In the Baglihar Hydroelectric Project in the Himalayas a powerhouse and transformer house were excavated for Stage I of the project. The Stage I excavations seemed to have influenced the initial stress field and deformability properties of the rocks encountered in Stage II, which has been proposed in close proximity to the Stage I excavations. During detailed investigations inside the exploratory drift to the proposed Stage II powerhouse the measured principal horizontal stress magnitudes were found to be very low as compared to the rock cover and deformability parameters; these values were also lower than the values found in Stage I investigations. The orientation of the maximum horizontal stress was however found to be same as measured in Stage I which was considered to determine the orientation of the long axis of the powerhouse. This paper examines the effect of Stage I construction on stress levels and deformability properties found in the exploratory drift for Stage II; the analysis used the 2D finite difference numerical analysis method backed by field data. The analysis has provided an understanding of the impact of Stage I excavations and redistribution of stresses around the exploratory drift in Stage II and explained the low values of the field data.

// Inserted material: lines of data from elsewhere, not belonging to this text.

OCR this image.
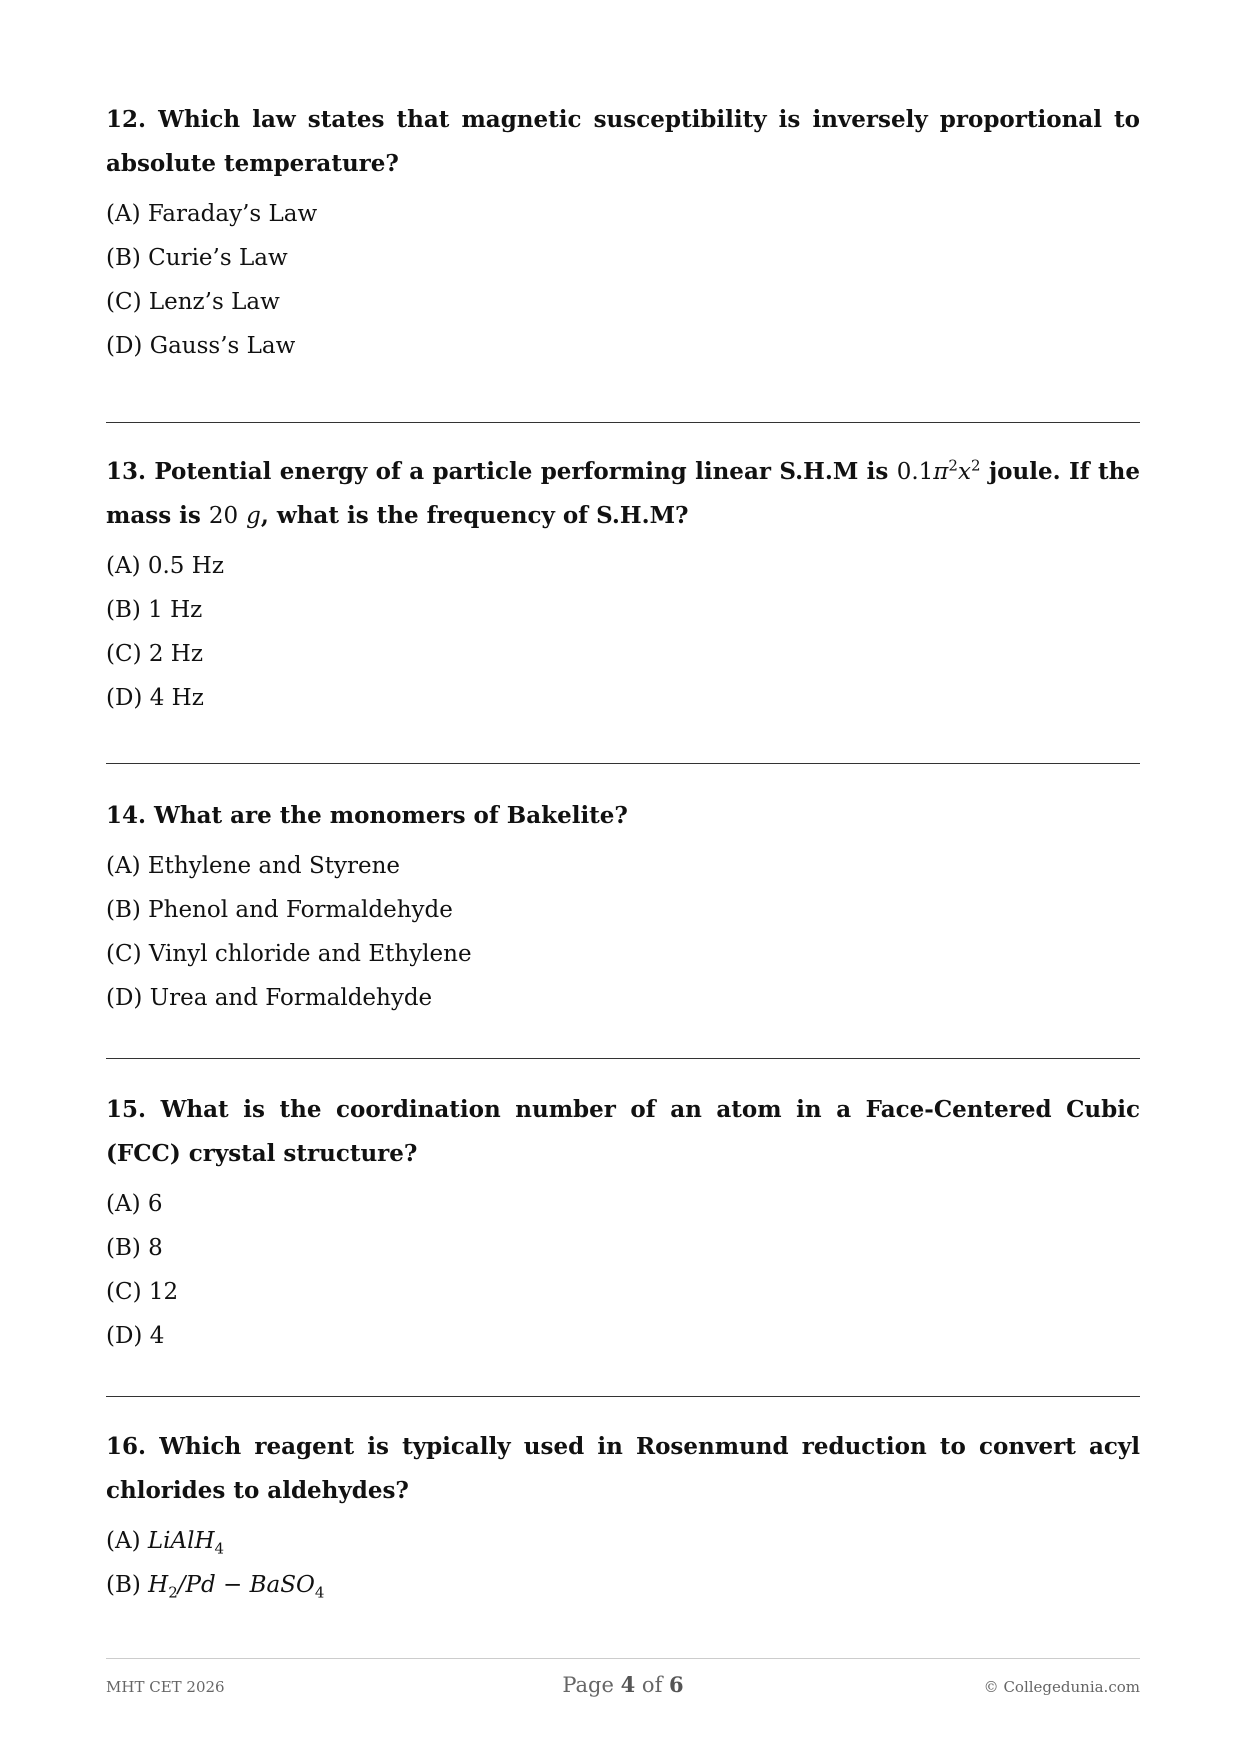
12. Which law states that magnetic susceptibility is inversely proportional to absolute temperature?

(A) Faraday’s Law
(B) Curie’s Law
(C) Lenz’s Law
(D) Gauss’s Law

13. Potential energy of a particle performing linear S.H.M is $0.1\pi^2x^2$ joule. If the mass is 20 g, what is the frequency of S.H.M?

(A) 0.5 Hz
(B) 1 Hz
(C) 2 Hz
(D) 4 Hz

14. What are the monomers of Bakelite?

(A) Ethylene and Styrene
(B) Phenol and Formaldehyde
(C) Vinyl chloride and Ethylene
(D) Urea and Formaldehyde

15. What is the coordination number of an atom in a Face-Centered Cubic (FCC) crystal structure?

(A) 6
(B) 8
(C) 12
(D) 4

16. Which reagent is typically used in Rosenmund reduction to convert acyl chlorides to aldehydes?

(A) LiAlH$_4$
(B) $H_2/Pd$ − BaSO$_4$
MHT CET 2026	Page 4 of 6	© Collegedunia.com
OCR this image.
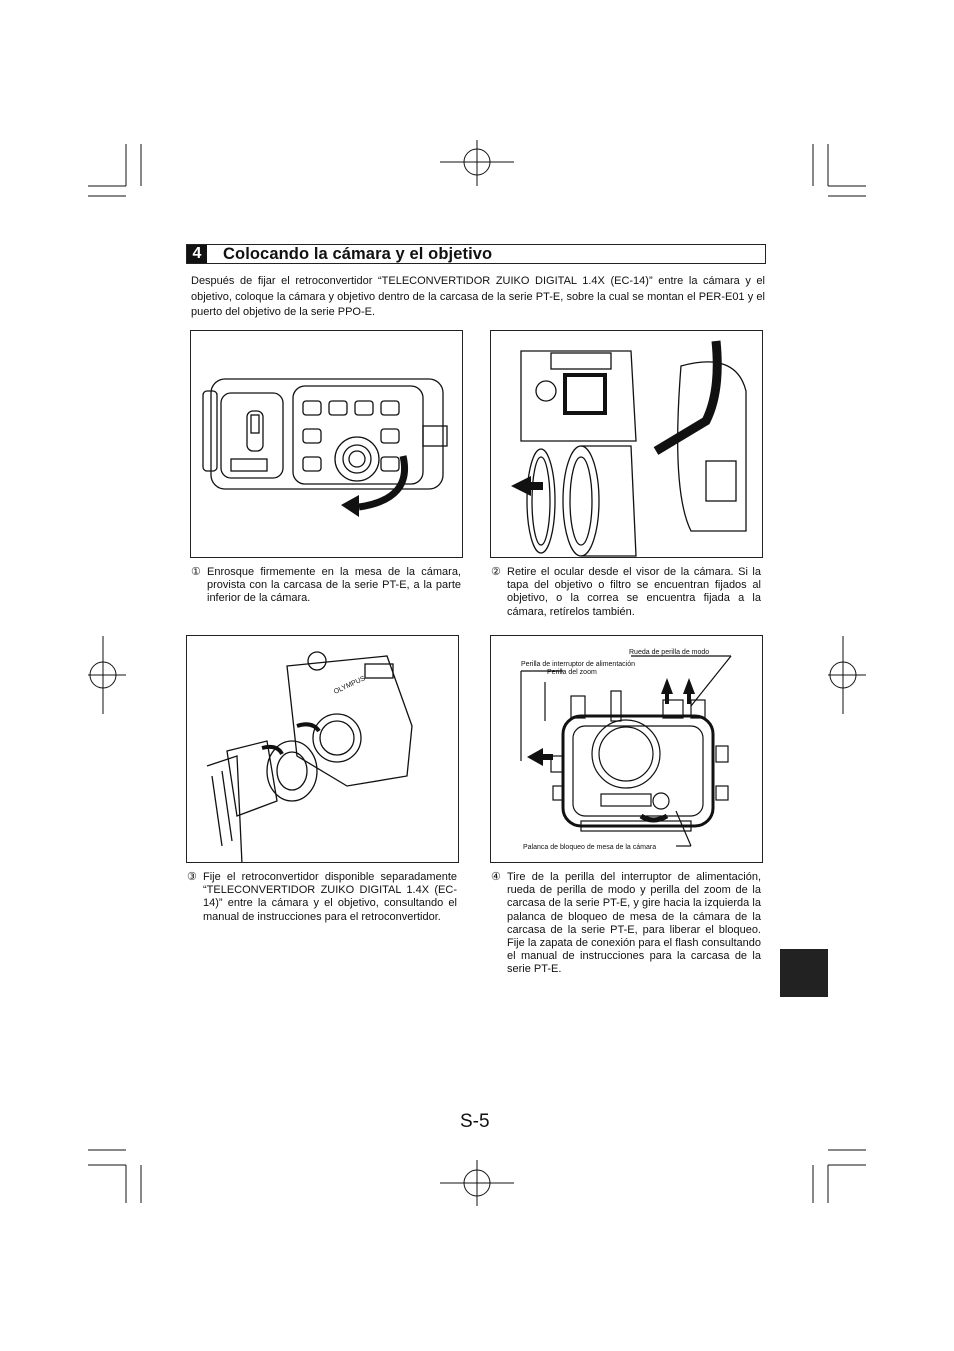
4	Colocando la cámara y el objetivo
Después de fijar el retroconvertidor “TELECONVERTIDOR ZUIKO DIGITAL 1.4X (EC-14)” entre la cámara y el objetivo, coloque la cámara y objetivo dentro de la carcasa de la serie PT-E, sobre la cual se montan el PER-E01 y el puerto del objetivo de la serie PPO-E.
OLYMPUS
Rueda de perilla de modo
Perilla de interruptor de alimentación
Perilla del zoom
Palanca de bloqueo de mesa de la cámara
① Enrosque firmemente en la mesa de la cámara, provista con la carcasa de la serie PT-E, a la parte inferior de la cámara.
② Retire el ocular desde el visor de la cámara. Si la tapa del objetivo o filtro se encuentran fijados al objetivo, o la correa se encuentra fijada a la cámara, retírelos también.
③ Fije el retroconvertidor disponible separadamente “TELECONVERTIDOR ZUIKO DIGITAL 1.4X (EC-14)” entre la cámara y el objetivo, consultando el manual de instrucciones para el retroconvertidor.
④ Tire de la perilla del interruptor de alimentación, rueda de perilla de modo y perilla del zoom de la carcasa de la serie PT-E, y gire hacia la izquierda la palanca de bloqueo de mesa de la cámara de la carcasa de la serie PT-E, para liberar el bloqueo. Fije la zapata de conexión para el flash consultando el manual de instrucciones para la carcasa de la serie PT-E.
S-5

The Baglihar Hydroelectric Project is located on the river Chenab in Ramban District of Jammu & Kashmir. The completed underground power house of the Baglihar Hydro Electric Project Stage I is now generating 450 MW power. The powerhouse complex of Stage II is proposed to be located 180 m downstream of the Stage I powerhouse and is located inside a hillock rising to a maximum EL 1150 m to generate 450 MW of hydro power. The rock formations present in the hillock consist of hard quartzite with occasional slate partings, phyllitic quartzite and slates. [1, 2, 3, 4] For the design of the Stage II underground powerhouse a main access tunnel was excavated at El 708.3 m for carrying out different rock mechanics investigations including in-situ stress and deformability parameters. The stress measurements by hydrofracture method and deformability measurement by pressuremeter method were carried out between RD 105 and RD 120 which was intersected with very poor quality rocks. A low stress magnitude was evaluated even at high rock cover due to the fact that the fractured rock cannot hold high stresses. The deformability modulus was also found to be very low if we compare it with the deformability moduli determined at different components of the Stage I of the same project. The low values of both stress and deformability at Stage II were assessed by numerical modeling and also by developing a correlation coefficient from the data available from Stage I.
2. GEOLOGY OF THE STUDY AREA
A 121 m long and 6 m high arch shaped main access tunnel has been made along the centre line of the power house cavern at El. 708.3 m. The main access tunnel has been excavated largely in grey quartzite with occasional slate partings as well as slate bands.